Os resultados finais tardaram dias a ser conhecidos. A vitória foi arrecadada pelo PS de Mário Soares, com 38% dos votos, seguido pelo PPD de Francisco Sá Carneiro, com 26%. O PCP ficou-se pelos 12%, o CDS pelos 7%, o MDP pelos 4%. Maria José não gostou. Filiara-se no PCP logo a seguir à revolução.

Tempos conturbados aqueles. Após a tentativa de sublevação militar liderada por António Spínola, a 11 de Março de 1975, o país viveu uma radicalização. De repente, Portugal entrou no designado Processo Revolucionário em Curso (PREC), que ficou conhecido como "Verão Quente".

 “Naquele tempo, vivíamos tudo acaloradamente”, recorda Maria José. “Havia muitos excessos. Provavelmente também os cometi, embora ache que era equilibrada.” Trabalhava numa agência de viagens, na Avenida dos Aliados, onde já então desaguavam as manifestações. “Via tudo!”

Os ânimos acalmaram-se e os cidadãos parecem estar cada vez mais afastados da política. No ano passado, no sétimo acto eleitoral destinado a eleger os representantes no Parlamento Europeu, o país registou a maior taxa de abstenção de sempre – 66,2%. Quem sabe que acontecerá nas legislativas de Setembro?

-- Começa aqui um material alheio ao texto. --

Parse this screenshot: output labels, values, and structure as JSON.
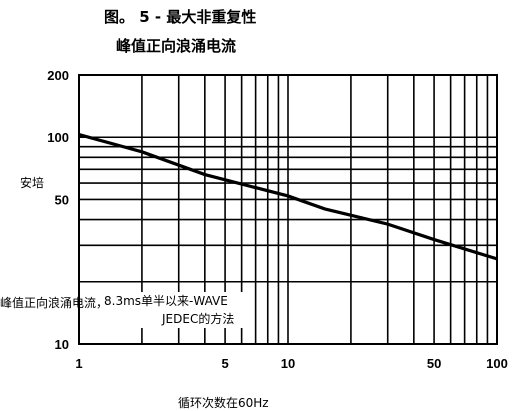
{
  "title": {
    "line1": "图。 5 - 最大非重复性",
    "line2": "峰值正向浪涌电流"
  },
  "annotation": {
    "prefix": "峰值正向浪涌电流，",
    "text_line1": "8.3ms单半以来-WAVE",
    "text_line2": "JEDEC的方法"
  },
  "chart_data": {
    "type": "line",
    "title": "图。 5 - 最大非重复性 峰值正向浪涌电流",
    "xlabel": "循环次数在60Hz",
    "ylabel": "安培",
    "xscale": "log",
    "yscale": "log",
    "xlim": [
      1,
      100
    ],
    "ylim": [
      10,
      200
    ],
    "xticks": [
      1,
      5,
      10,
      50,
      100
    ],
    "xtick_labels": [
      "1",
      "5",
      "10",
      "50",
      "100"
    ],
    "yticks": [
      200,
      100,
      50,
      10
    ],
    "ytick_labels": [
      "200",
      "100",
      "50",
      "10"
    ],
    "grid": true,
    "series": [
      {
        "x": [
          1,
          2,
          4,
          10,
          15,
          30,
          50,
          100
        ],
        "y": [
          103,
          85,
          66,
          52,
          45,
          38,
          32,
          25.8
        ]
      }
    ]
  }
}
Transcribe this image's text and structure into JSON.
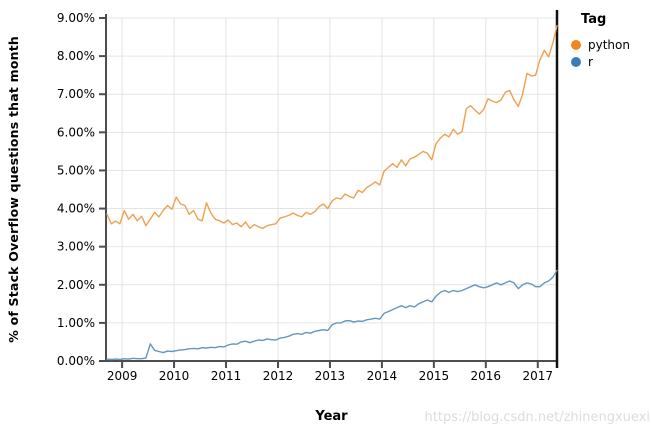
{
  "chart_data": {
    "type": "line",
    "title": "",
    "xlabel": "Year",
    "ylabel": "% of Stack Overflow questions that month",
    "legend": {
      "title": "Tag",
      "position": "right-top"
    },
    "grid": true,
    "xlim": [
      2008.69,
      2017.37
    ],
    "ylim": [
      0,
      9
    ],
    "x_ticks": [
      2009,
      2010,
      2011,
      2012,
      2013,
      2014,
      2015,
      2016,
      2017
    ],
    "y_tick_labels": [
      "0.00%",
      "1.00%",
      "2.00%",
      "3.00%",
      "4.00%",
      "5.00%",
      "6.00%",
      "7.00%",
      "8.00%",
      "9.00%"
    ],
    "x_start_month": "2008-09",
    "x_step": "1 month",
    "series": [
      {
        "name": "python",
        "dot_color": "#f28522",
        "line_color": "#efa051",
        "values": [
          3.85,
          3.6,
          3.67,
          3.6,
          3.95,
          3.72,
          3.85,
          3.68,
          3.8,
          3.55,
          3.72,
          3.9,
          3.78,
          3.95,
          4.08,
          3.98,
          4.3,
          4.12,
          4.08,
          3.85,
          3.95,
          3.72,
          3.68,
          4.15,
          3.88,
          3.72,
          3.68,
          3.62,
          3.7,
          3.58,
          3.62,
          3.52,
          3.65,
          3.48,
          3.58,
          3.52,
          3.48,
          3.55,
          3.58,
          3.6,
          3.75,
          3.78,
          3.82,
          3.88,
          3.82,
          3.78,
          3.9,
          3.85,
          3.92,
          4.05,
          4.12,
          4.0,
          4.2,
          4.28,
          4.25,
          4.38,
          4.32,
          4.28,
          4.48,
          4.42,
          4.55,
          4.62,
          4.7,
          4.62,
          4.98,
          5.08,
          5.18,
          5.08,
          5.28,
          5.12,
          5.3,
          5.35,
          5.42,
          5.5,
          5.45,
          5.28,
          5.7,
          5.85,
          5.95,
          5.88,
          6.08,
          5.95,
          6.02,
          6.62,
          6.7,
          6.58,
          6.48,
          6.6,
          6.88,
          6.82,
          6.78,
          6.85,
          7.05,
          7.1,
          6.85,
          6.68,
          7.0,
          7.55,
          7.48,
          7.5,
          7.9,
          8.15,
          7.98,
          8.35,
          8.8
        ]
      },
      {
        "name": "r",
        "dot_color": "#3b7cb8",
        "line_color": "#6596c0",
        "values": [
          0.05,
          0.04,
          0.05,
          0.04,
          0.06,
          0.05,
          0.07,
          0.06,
          0.06,
          0.08,
          0.45,
          0.28,
          0.25,
          0.22,
          0.26,
          0.25,
          0.27,
          0.29,
          0.3,
          0.32,
          0.33,
          0.32,
          0.35,
          0.34,
          0.36,
          0.35,
          0.38,
          0.37,
          0.42,
          0.45,
          0.44,
          0.5,
          0.52,
          0.48,
          0.52,
          0.55,
          0.54,
          0.58,
          0.56,
          0.55,
          0.6,
          0.62,
          0.65,
          0.7,
          0.72,
          0.7,
          0.75,
          0.73,
          0.78,
          0.8,
          0.82,
          0.8,
          0.95,
          1.0,
          1.0,
          1.05,
          1.06,
          1.02,
          1.05,
          1.04,
          1.08,
          1.1,
          1.12,
          1.1,
          1.25,
          1.3,
          1.35,
          1.4,
          1.45,
          1.4,
          1.45,
          1.42,
          1.5,
          1.55,
          1.6,
          1.55,
          1.7,
          1.8,
          1.85,
          1.8,
          1.85,
          1.82,
          1.85,
          1.9,
          1.95,
          2.0,
          1.95,
          1.92,
          1.95,
          2.0,
          2.05,
          2.0,
          2.05,
          2.1,
          2.05,
          1.9,
          2.0,
          2.05,
          2.02,
          1.95,
          1.95,
          2.05,
          2.1,
          2.2,
          2.38
        ]
      }
    ]
  },
  "watermark": {
    "text": "https://blog.csdn.net/zhinengxuexi"
  },
  "colors": {
    "grid": "#e4e4e4",
    "axis": "#4d4d4d",
    "right_border": "#111111",
    "tick_text": "#000000",
    "watermark": "#dcdcdc"
  }
}
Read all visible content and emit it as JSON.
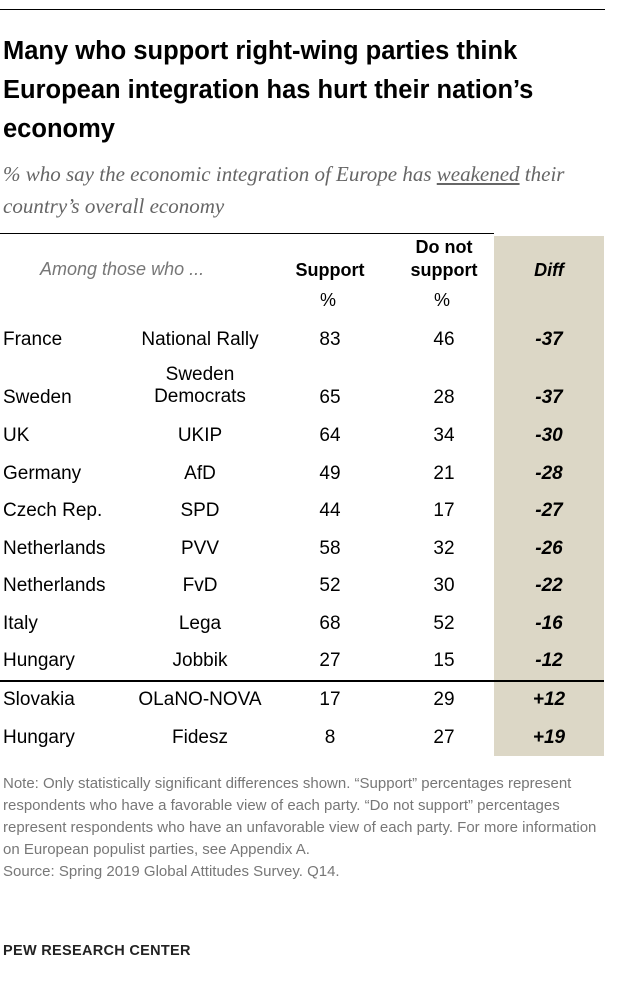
{
  "chart_data": {
    "type": "table",
    "title": "Many who support right-wing parties think European integration has hurt their nation’s economy",
    "subtitle_pre": "% who say the economic integration of Europe has ",
    "subtitle_underlined": "weakened",
    "subtitle_post": " their country’s overall economy",
    "headers": {
      "among": "Among those who ...",
      "support": "Support",
      "do_not_1": "Do not",
      "do_not_2": "support",
      "diff": "Diff",
      "pct": "%"
    },
    "rows": [
      {
        "country": "France",
        "party": "National Rally",
        "support": 83,
        "do_not_support": 46,
        "diff": "-37"
      },
      {
        "country": "Sweden",
        "party": "Sweden Democrats",
        "support": 65,
        "do_not_support": 28,
        "diff": "-37"
      },
      {
        "country": "UK",
        "party": "UKIP",
        "support": 64,
        "do_not_support": 34,
        "diff": "-30"
      },
      {
        "country": "Germany",
        "party": "AfD",
        "support": 49,
        "do_not_support": 21,
        "diff": "-28"
      },
      {
        "country": "Czech Rep.",
        "party": "SPD",
        "support": 44,
        "do_not_support": 17,
        "diff": "-27"
      },
      {
        "country": "Netherlands",
        "party": "PVV",
        "support": 58,
        "do_not_support": 32,
        "diff": "-26"
      },
      {
        "country": "Netherlands",
        "party": "FvD",
        "support": 52,
        "do_not_support": 30,
        "diff": "-22"
      },
      {
        "country": "Italy",
        "party": "Lega",
        "support": 68,
        "do_not_support": 52,
        "diff": "-16"
      },
      {
        "country": "Hungary",
        "party": "Jobbik",
        "support": 27,
        "do_not_support": 15,
        "diff": "-12"
      },
      {
        "country": "Slovakia",
        "party": "OLaNO-NOVA",
        "support": 17,
        "do_not_support": 29,
        "diff": "+12"
      },
      {
        "country": "Hungary",
        "party": "Fidesz",
        "support": 8,
        "do_not_support": 27,
        "diff": "+19"
      }
    ],
    "diff_color": "#dcd7c6"
  },
  "note": "Note: Only statistically significant differences shown. “Support” percentages represent respondents who have a favorable view of each party. “Do not support” percentages represent respondents who have an unfavorable view of each party. For more information on European populist parties, see Appendix A.",
  "source": "Source: Spring 2019 Global Attitudes Survey. Q14.",
  "brand": "PEW RESEARCH CENTER"
}
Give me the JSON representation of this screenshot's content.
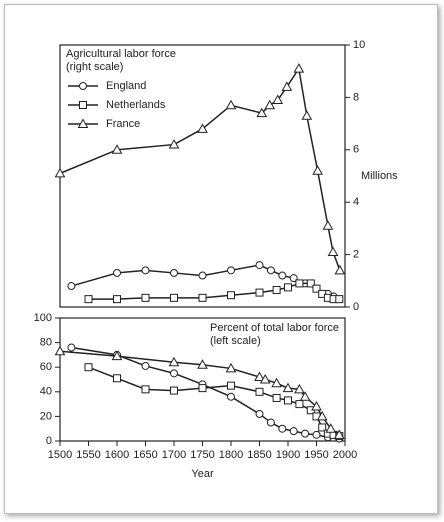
{
  "chart_data": [
    {
      "type": "line",
      "annotation": [
        "Agricultural labor force",
        "(right scale)"
      ],
      "ylabel": "Millions",
      "xlim": [
        1500,
        2000
      ],
      "ylim": [
        0,
        10
      ],
      "yticks": [
        0,
        2,
        4,
        6,
        8,
        10
      ],
      "series": [
        {
          "name": "England",
          "color": "#222222",
          "marker": "circle",
          "x": [
            1520,
            1600,
            1650,
            1700,
            1750,
            1800,
            1850,
            1870,
            1890,
            1910,
            1930,
            1950,
            1970,
            1980
          ],
          "values": [
            0.8,
            1.3,
            1.4,
            1.3,
            1.2,
            1.4,
            1.6,
            1.4,
            1.2,
            1.1,
            0.9,
            0.7,
            0.5,
            0.4
          ]
        },
        {
          "name": "Netherlands",
          "color": "#222222",
          "marker": "square",
          "x": [
            1550,
            1600,
            1650,
            1700,
            1750,
            1800,
            1850,
            1880,
            1900,
            1920,
            1940,
            1950,
            1960,
            1970,
            1980,
            1990
          ],
          "values": [
            0.3,
            0.3,
            0.35,
            0.35,
            0.35,
            0.45,
            0.55,
            0.65,
            0.75,
            0.9,
            0.9,
            0.7,
            0.5,
            0.35,
            0.3,
            0.3
          ]
        },
        {
          "name": "France",
          "color": "#222222",
          "marker": "triangle",
          "x": [
            1500,
            1600,
            1700,
            1750,
            1800,
            1854,
            1868,
            1882,
            1898,
            1919,
            1933,
            1952,
            1970,
            1979,
            1991
          ],
          "values": [
            5.1,
            6.0,
            6.2,
            6.8,
            7.7,
            7.4,
            7.7,
            7.9,
            8.4,
            9.1,
            7.3,
            5.2,
            3.1,
            2.1,
            1.4
          ]
        }
      ]
    },
    {
      "type": "line",
      "annotation": [
        "Percent of total labor force",
        "(left scale)"
      ],
      "xlabel": "Year",
      "xlim": [
        1500,
        2000
      ],
      "xticks": [
        1500,
        1550,
        1600,
        1650,
        1700,
        1750,
        1800,
        1850,
        1900,
        1950,
        2000
      ],
      "ylim": [
        0,
        100
      ],
      "yticks": [
        0,
        20,
        40,
        60,
        80,
        100
      ],
      "series": [
        {
          "color": "#222222",
          "marker": "circle",
          "x": [
            1520,
            1600,
            1650,
            1700,
            1750,
            1800,
            1850,
            1870,
            1890,
            1910,
            1930,
            1950,
            1970,
            1990
          ],
          "values": [
            76,
            70,
            61,
            55,
            46,
            36,
            22,
            15,
            10,
            8,
            6,
            5,
            3,
            2
          ]
        },
        {
          "color": "#222222",
          "marker": "square",
          "x": [
            1550,
            1600,
            1650,
            1700,
            1750,
            1800,
            1850,
            1880,
            1900,
            1920,
            1940,
            1950,
            1960,
            1970,
            1980,
            1990
          ],
          "values": [
            60,
            51,
            42,
            41,
            43,
            45,
            40,
            35,
            33,
            30,
            25,
            20,
            11,
            6,
            5,
            4
          ]
        },
        {
          "color": "#222222",
          "marker": "triangle",
          "x": [
            1500,
            1600,
            1700,
            1750,
            1800,
            1850,
            1860,
            1880,
            1900,
            1920,
            1930,
            1950,
            1960,
            1975,
            1990
          ],
          "values": [
            73,
            69,
            64,
            62,
            59,
            52,
            50,
            47,
            43,
            42,
            36,
            28,
            20,
            10,
            5
          ]
        }
      ]
    }
  ]
}
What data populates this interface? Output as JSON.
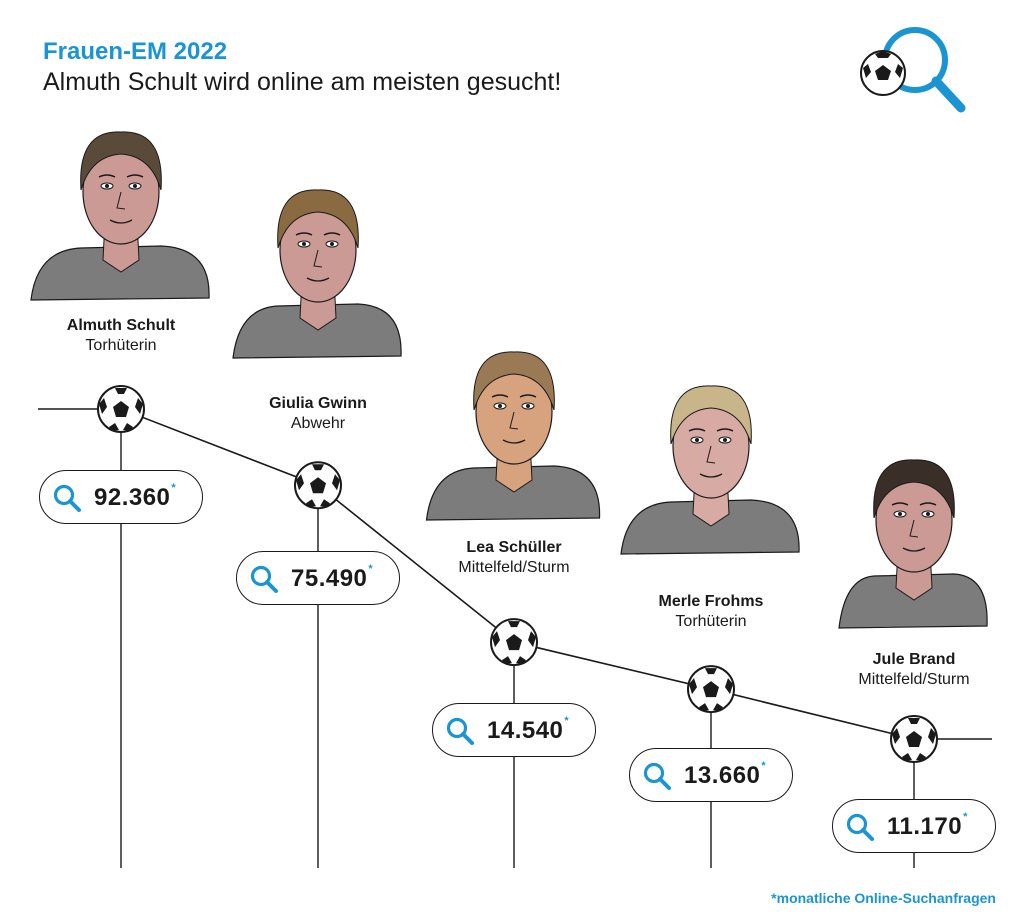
{
  "header": {
    "title": "Frauen-EM 2022",
    "subtitle": "Almuth Schult wird online am meisten gesucht!"
  },
  "footnote": "*monatliche Online-Suchanfragen",
  "colors": {
    "accent": "#1a95d1",
    "line": "#1a1a1a",
    "shirt": "#7c7c7c",
    "skin": "#c9958f"
  },
  "icons": {
    "logo": "football-magnifier-icon",
    "pill": "magnifier-icon",
    "marker": "football-icon"
  },
  "chart_data": {
    "type": "line",
    "title": "Almuth Schult wird online am meisten gesucht!",
    "unit": "*monatliche Online-Suchanfragen",
    "categories": [
      "Almuth Schult",
      "Giulia Gwinn",
      "Lea Schüller",
      "Merle Frohms",
      "Jule Brand"
    ],
    "roles": [
      "Torhüterin",
      "Abwehr",
      "Mittelfeld/Sturm",
      "Torhüterin",
      "Mittelfeld/Sturm"
    ],
    "values": [
      92360,
      75490,
      14540,
      13660,
      11170
    ],
    "labels": [
      "92.360",
      "75.490",
      "14.540",
      "13.660",
      "11.170"
    ],
    "value_suffix": "*"
  }
}
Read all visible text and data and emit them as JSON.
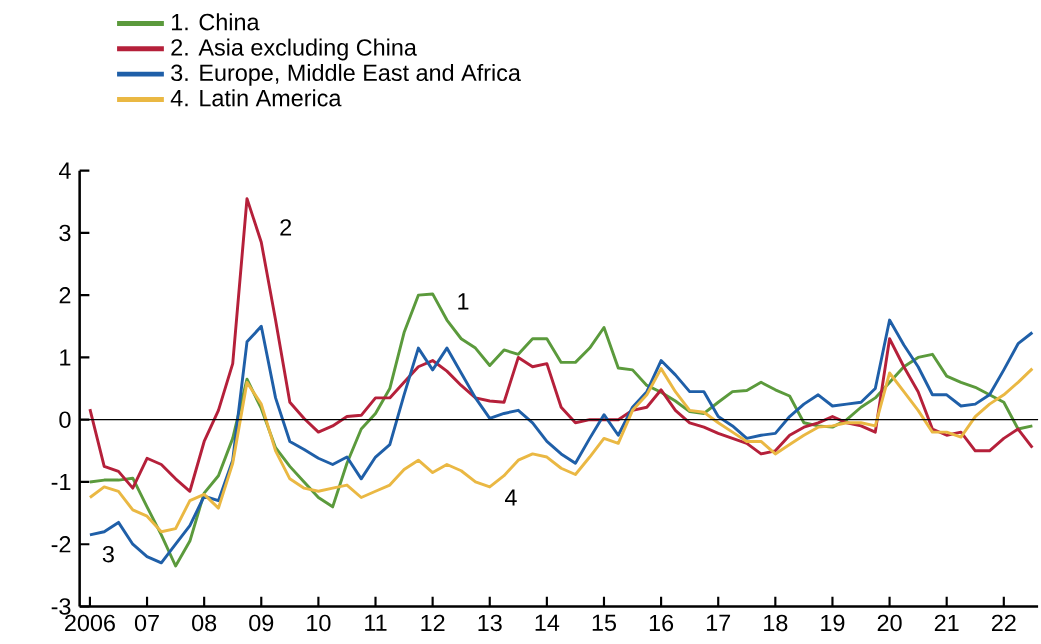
{
  "chart_data": {
    "type": "line",
    "x": [
      2006.0,
      2006.25,
      2006.5,
      2006.75,
      2007.0,
      2007.25,
      2007.5,
      2007.75,
      2008.0,
      2008.25,
      2008.5,
      2008.75,
      2009.0,
      2009.25,
      2009.5,
      2009.75,
      2010.0,
      2010.25,
      2010.5,
      2010.75,
      2011.0,
      2011.25,
      2011.5,
      2011.75,
      2012.0,
      2012.25,
      2012.5,
      2012.75,
      2013.0,
      2013.25,
      2013.5,
      2013.75,
      2014.0,
      2014.25,
      2014.5,
      2014.75,
      2015.0,
      2015.25,
      2015.5,
      2015.75,
      2016.0,
      2016.25,
      2016.5,
      2016.75,
      2017.0,
      2017.25,
      2017.5,
      2017.75,
      2018.0,
      2018.25,
      2018.5,
      2018.75,
      2019.0,
      2019.25,
      2019.5,
      2019.75,
      2020.0,
      2020.25,
      2020.5,
      2020.75,
      2021.0,
      2021.25,
      2021.5,
      2021.75,
      2022.0,
      2022.25,
      2022.5
    ],
    "series": [
      {
        "name": "1. China",
        "color": "#5b9a3c",
        "values": [
          -1.0,
          -0.97,
          -0.97,
          -0.94,
          -1.4,
          -1.85,
          -2.35,
          -1.95,
          -1.18,
          -0.9,
          -0.3,
          0.65,
          0.18,
          -0.45,
          -0.75,
          -1.0,
          -1.25,
          -1.4,
          -0.7,
          -0.15,
          0.1,
          0.5,
          1.4,
          2.0,
          2.02,
          1.6,
          1.3,
          1.15,
          0.87,
          1.12,
          1.05,
          1.3,
          1.3,
          0.92,
          0.92,
          1.15,
          1.48,
          0.83,
          0.8,
          0.55,
          0.44,
          0.3,
          0.13,
          0.1,
          0.28,
          0.45,
          0.47,
          0.6,
          0.48,
          0.38,
          -0.05,
          -0.1,
          -0.12,
          0.0,
          0.2,
          0.35,
          0.6,
          0.85,
          1.0,
          1.05,
          0.7,
          0.6,
          0.52,
          0.4,
          0.28,
          -0.15,
          -0.1
        ]
      },
      {
        "name": "2. Asia excluding China",
        "color": "#b5203a",
        "values": [
          0.17,
          -0.75,
          -0.83,
          -1.1,
          -0.62,
          -0.72,
          -0.95,
          -1.15,
          -0.35,
          0.15,
          0.9,
          3.55,
          2.85,
          1.6,
          0.28,
          0.02,
          -0.2,
          -0.1,
          0.05,
          0.07,
          0.35,
          0.35,
          0.6,
          0.85,
          0.95,
          0.78,
          0.55,
          0.35,
          0.3,
          0.28,
          1.0,
          0.85,
          0.9,
          0.2,
          -0.05,
          0.0,
          0.0,
          0.0,
          0.15,
          0.2,
          0.48,
          0.15,
          -0.05,
          -0.12,
          -0.22,
          -0.3,
          -0.38,
          -0.55,
          -0.5,
          -0.25,
          -0.12,
          -0.05,
          0.05,
          -0.05,
          -0.1,
          -0.2,
          1.3,
          0.85,
          0.45,
          -0.15,
          -0.25,
          -0.2,
          -0.5,
          -0.5,
          -0.3,
          -0.15,
          -0.45
        ]
      },
      {
        "name": "3. Europe, Middle East and Africa",
        "color": "#1f5fa8",
        "values": [
          -1.85,
          -1.8,
          -1.65,
          -2.0,
          -2.2,
          -2.3,
          -2.0,
          -1.7,
          -1.23,
          -1.3,
          -0.65,
          1.25,
          1.5,
          0.35,
          -0.35,
          -0.48,
          -0.62,
          -0.72,
          -0.6,
          -0.95,
          -0.6,
          -0.4,
          0.4,
          1.15,
          0.8,
          1.15,
          0.75,
          0.35,
          0.02,
          0.1,
          0.15,
          -0.05,
          -0.35,
          -0.55,
          -0.7,
          -0.3,
          0.08,
          -0.25,
          0.2,
          0.45,
          0.95,
          0.72,
          0.45,
          0.45,
          0.05,
          -0.1,
          -0.3,
          -0.25,
          -0.22,
          0.05,
          0.25,
          0.4,
          0.22,
          0.25,
          0.28,
          0.5,
          1.6,
          1.2,
          0.85,
          0.4,
          0.4,
          0.22,
          0.25,
          0.4,
          0.8,
          1.22,
          1.4
        ]
      },
      {
        "name": "4. Latin America",
        "color": "#eab843",
        "values": [
          -1.25,
          -1.08,
          -1.15,
          -1.45,
          -1.55,
          -1.8,
          -1.75,
          -1.3,
          -1.2,
          -1.42,
          -0.7,
          0.6,
          0.25,
          -0.5,
          -0.95,
          -1.1,
          -1.15,
          -1.1,
          -1.05,
          -1.25,
          -1.15,
          -1.05,
          -0.8,
          -0.65,
          -0.85,
          -0.72,
          -0.82,
          -1.0,
          -1.08,
          -0.9,
          -0.65,
          -0.55,
          -0.6,
          -0.78,
          -0.88,
          -0.6,
          -0.3,
          -0.38,
          0.15,
          0.4,
          0.82,
          0.45,
          0.15,
          0.12,
          -0.05,
          -0.2,
          -0.35,
          -0.35,
          -0.55,
          -0.4,
          -0.25,
          -0.12,
          -0.1,
          -0.05,
          -0.05,
          -0.1,
          0.75,
          0.45,
          0.15,
          -0.2,
          -0.2,
          -0.28,
          0.05,
          0.25,
          0.4,
          0.6,
          0.82
        ]
      }
    ],
    "xlim": [
      2005.82,
      2022.6
    ],
    "xticks": [
      2006,
      {
        "value": 2007,
        "label": "07"
      },
      {
        "value": 2008,
        "label": "08"
      },
      {
        "value": 2009,
        "label": "09"
      },
      {
        "value": 2010,
        "label": "10"
      },
      {
        "value": 2011,
        "label": "11"
      },
      {
        "value": 2012,
        "label": "12"
      },
      {
        "value": 2013,
        "label": "13"
      },
      {
        "value": 2014,
        "label": "14"
      },
      {
        "value": 2015,
        "label": "15"
      },
      {
        "value": 2016,
        "label": "16"
      },
      {
        "value": 2017,
        "label": "17"
      },
      {
        "value": 2018,
        "label": "18"
      },
      {
        "value": 2019,
        "label": "19"
      },
      {
        "value": 2020,
        "label": "20"
      },
      {
        "value": 2021,
        "label": "21"
      },
      {
        "value": 2022,
        "label": "22"
      }
    ],
    "ylim": [
      -3,
      4
    ],
    "yticks": [
      -3,
      -2,
      -1,
      0,
      1,
      2,
      3,
      4
    ],
    "ref_lines": [
      {
        "axis": "y",
        "value": 0,
        "color": "#000000"
      }
    ],
    "annotations": [
      "1",
      "2",
      "3",
      "4"
    ],
    "legend": "top left",
    "line_style": "solid"
  }
}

“Muita gente não vota porque está desencantada”, interpreta Maria José. “Também estou. Também estou desencantada com tudo o que está a acontecer, mas não deixo de votar. Eu voto. Eu voto sempre. Só que muita gente desencanta-se e fica em silêncios, não se dá, não participa.” E ela tem pena. Afinal, não vai há muito tempo muita gente não podia votar, por  muito que quisesse.